El origen de la ficción aquí contada puede rastrearse en historia personal de la directora islandesa Solveig Anspach, fallecida en el año 2015, a la edad de cincuenta y cuatro años. Un guion inspirado en su propia madre resultó la semilla original de esta indagación sobre el amor, la finitud de la vida, las enfermedades, el paso del tiempo y el deterioro físico que, paradójicamente, encontró a su conclusión la temprana partida de su creadora. Para su cuarto largometraje, la destacada realizadora Carine Tardieu, más de un lustro después, retoma dicha idea acerca de la historia de amor de nuestros padres como espejo en el cuál vernos, brindando un emotivo homenaje. Deconstruyendo el argumento en ciernes, reinterpretando a los personajes protagonistas y legándonos el regreso a los primeros planos de una de las grandes actrices galas de todos los tiempos, concibe una obra sensible y empática.

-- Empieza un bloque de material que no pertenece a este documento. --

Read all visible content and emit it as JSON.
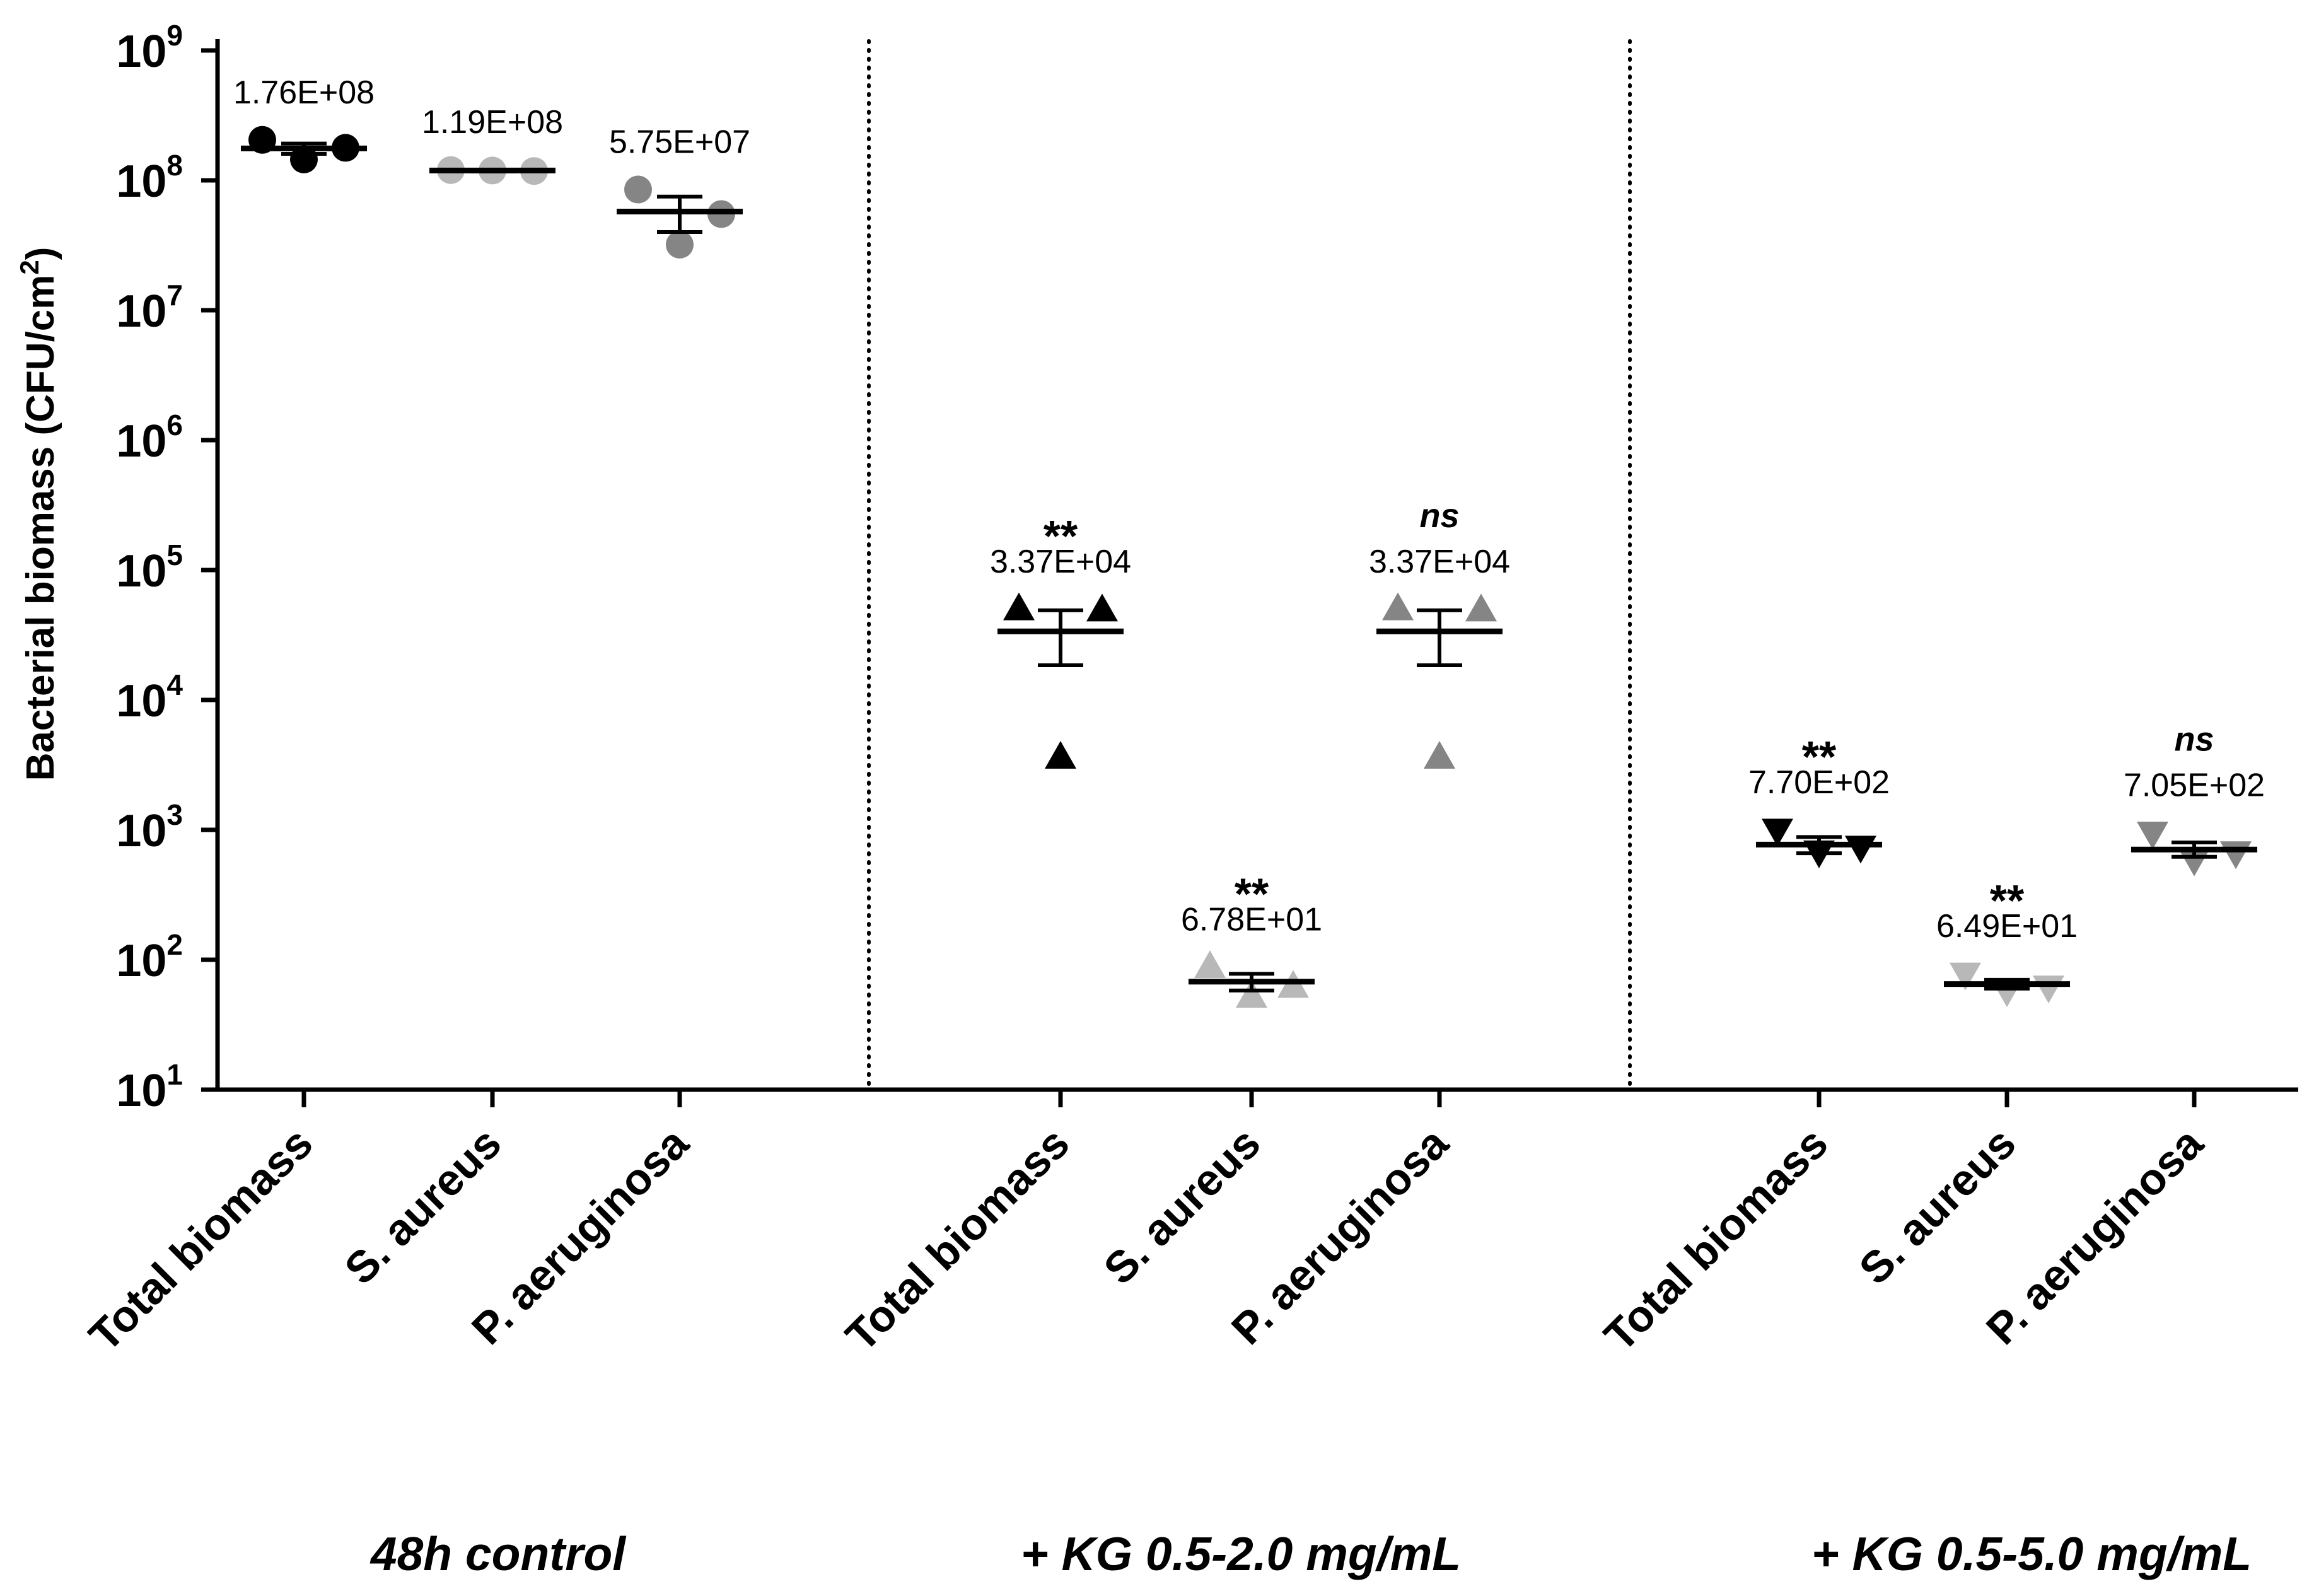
{
  "chart_data": {
    "type": "scatter",
    "title": "",
    "ylabel": "Bacterial biomass (CFU/cm²)",
    "ylabel_main": "Bacterial biomass (CFU/cm",
    "ylabel_sup": "2",
    "ylabel_close": ")",
    "yscale": "log",
    "ylim": [
      10,
      1000000000
    ],
    "yticks": [
      {
        "base": "10",
        "exp": "1",
        "value": 10
      },
      {
        "base": "10",
        "exp": "2",
        "value": 100
      },
      {
        "base": "10",
        "exp": "3",
        "value": 1000
      },
      {
        "base": "10",
        "exp": "4",
        "value": 10000
      },
      {
        "base": "10",
        "exp": "5",
        "value": 100000
      },
      {
        "base": "10",
        "exp": "6",
        "value": 1000000
      },
      {
        "base": "10",
        "exp": "7",
        "value": 10000000
      },
      {
        "base": "10",
        "exp": "8",
        "value": 100000000
      },
      {
        "base": "10",
        "exp": "9",
        "value": 1000000000
      }
    ],
    "groups": [
      {
        "label": "48h control"
      },
      {
        "label": "+ KG 0.5-2.0 mg/mL"
      },
      {
        "label": "+ KG 0.5-5.0 mg/mL"
      }
    ],
    "categories": [
      {
        "group": 0,
        "label": "Total biomass",
        "marker": "circle",
        "color": "#000000",
        "mean": 176000000,
        "mean_label": "1.76E+08",
        "sig": "",
        "err_low": 160000000,
        "err_high": 192000000,
        "points": [
          205000000,
          145000000,
          178000000
        ]
      },
      {
        "group": 0,
        "label": "S. aureus",
        "marker": "circle",
        "color": "#b8b8b8",
        "mean": 119000000,
        "mean_label": "1.19E+08",
        "sig": "",
        "err_low": 117000000,
        "err_high": 121000000,
        "points": [
          120000000,
          119000000,
          118000000
        ]
      },
      {
        "group": 0,
        "label": "P. aeruginosa",
        "marker": "circle",
        "color": "#858585",
        "mean": 57500000,
        "mean_label": "5.75E+07",
        "sig": "",
        "err_low": 40000000,
        "err_high": 75000000,
        "points": [
          85000000,
          32000000,
          55000000
        ]
      },
      {
        "group": 1,
        "label": "Total biomass",
        "marker": "triangle-up",
        "color": "#000000",
        "mean": 33700,
        "mean_label": "3.37E+04",
        "sig": "**",
        "err_low": 18500,
        "err_high": 49000,
        "points": [
          50000,
          3600,
          49000
        ]
      },
      {
        "group": 1,
        "label": "S. aureus",
        "marker": "triangle-up",
        "color": "#b8b8b8",
        "mean": 67.8,
        "mean_label": "6.78E+01",
        "sig": "**",
        "err_low": 58,
        "err_high": 78,
        "points": [
          88,
          52,
          62
        ]
      },
      {
        "group": 1,
        "label": "P. aeruginosa",
        "marker": "triangle-up",
        "color": "#858585",
        "mean": 33700,
        "mean_label": "3.37E+04",
        "sig": "ns",
        "err_low": 18500,
        "err_high": 49000,
        "points": [
          50000,
          3600,
          49000
        ]
      },
      {
        "group": 2,
        "label": "Total biomass",
        "marker": "triangle-down",
        "color": "#000000",
        "mean": 770,
        "mean_label": "7.70E+02",
        "sig": "**",
        "err_low": 660,
        "err_high": 880,
        "points": [
          1000,
          680,
          740
        ]
      },
      {
        "group": 2,
        "label": "S. aureus",
        "marker": "triangle-down",
        "color": "#b8b8b8",
        "mean": 64.9,
        "mean_label": "6.49E+01",
        "sig": "**",
        "err_low": 60,
        "err_high": 70,
        "points": [
          78,
          58,
          62
        ]
      },
      {
        "group": 2,
        "label": "P. aeruginosa",
        "marker": "triangle-down",
        "color": "#858585",
        "mean": 705,
        "mean_label": "7.05E+02",
        "sig": "ns",
        "err_low": 620,
        "err_high": 800,
        "points": [
          950,
          590,
          670
        ]
      }
    ]
  }
}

Deliciosa y detallista, la historia relatada comienza en Lyon, en el año 2006, para luego trasladarse a París y Dublín en la actualidad. Del vértigo citadino al entorno bucólico de una casa de campo, nos sumergimos en el cambio de estaciones, que también funcionan como metáfora de un romance que crece reconociendo las espinas de las propias rosas, en proporcional medida a que un seno familiar se resquebraja producto de una relación paralela. Rápidamente, los años han pasado y nos hemos olvidado de sentir. Nos miramos al espejo y notamos que ese cuerpo ha cambiado. Tomamos conciencia de la propia finitud. Las excusas sabrán hacer su aparición para favorecer una cita, porque los destinos están prestos a entrecruzarse. El factor del azar también juega su papel y sabe reencontrar a dos que buscan descubrirse. Oportunamente, también poblará el horizonte de ausencias, interrogantes y sufrimiento; sabrá ser cruel.
Los simbolismos se multiplican en relojes de arena, manos enlazadas bajo la mesa, viajes en tren, flores marchitas y diagnósticos médicos poco alentadores. Con precisión y gran gusto estético, Tardieu modela un arte de amar dotado de la calidez en primeros planos de rostros y manos, ojos que brillan en la oscuridad, respiran que se agitan, cara a cara -y ya no a través del teléfono-, una vez que la pareja de amantes consuma el postergado encuentro físico. La realizada aquí es también una exploración sobre los vínculos familiares, la maduración de la pareja, los sueños de envejecer de a dos y el deber de ser padre y madre. Los amantes comparten fugaces momentos; la llama se aviva dentro del apartamento y las obligaciones de la vida rutinaria llaman fuera. Entonces, el personaje de Ardant nos lee un conmovedor poema de Silvya Plath, ¡ese corazón suicida!, escrito poco tiempo antes de su trágica muerte.
Si permanecemos atentos captaremos la enorme riqueza en matices que exhibe esta historia de amor a contramano. La intensidad melodramática bajo la lluvia no faltará a la cita en esta mixtura drama y romance cuya composición estética nos lega, por añadidura, una exquisita banda sonora (de Éric Slabiak). Tardieu desplaza puntos de vista, por momentos centrándose en el efecto devastador que el affaire produjo dentro del hogar del médico felizmente casado. Cuesta encontrar el auténtico sentido a la palabra plenitud, pero sí existe un redescubrimiento que produce profundos replanteos. No es sencilla la resolución; las limitaciones aparecerán por doquier y ninguna será agradable. Hay tanto en juego, y que perder. Fanny se resigna y aporta su cuota de experiencia, la belleza se ve con otros ojos. El flechazo instantáneo es un instrumento de ternura, pero también de autoconocimiento. Se clava en nosotros en el momento menos pensado y produce abismos en el alma y terremotos en cada fibra de nuestro cuerpo.
“Los Jóvenes Amantes” es una nostálgica y crepuscular revelación del deseo en el otoño de la vida. Sólida en el reparto actoral que acompaña a la eterna Fanny, la película nos ofrece intensas interpretaciones de Melvin Poupad (a quien vimos lucirse en la reciente “Pequeña Flor”, de Santiago Mitre) y de la extraordinaria Cecil De France (una habitué de François Ozon). Piezas claves del relato, otorgan calidad y prestancia a sendos roles de extrema exigencia. Ardant, inmersa en una transformación física y espiritual conmovedora, nos brinda su poderoso arte interpretativo en las instancias del desenlace. Inhalamos profundo; ese aire nuevo que respiraremos es el mismo que compartiremos hasta el instante final.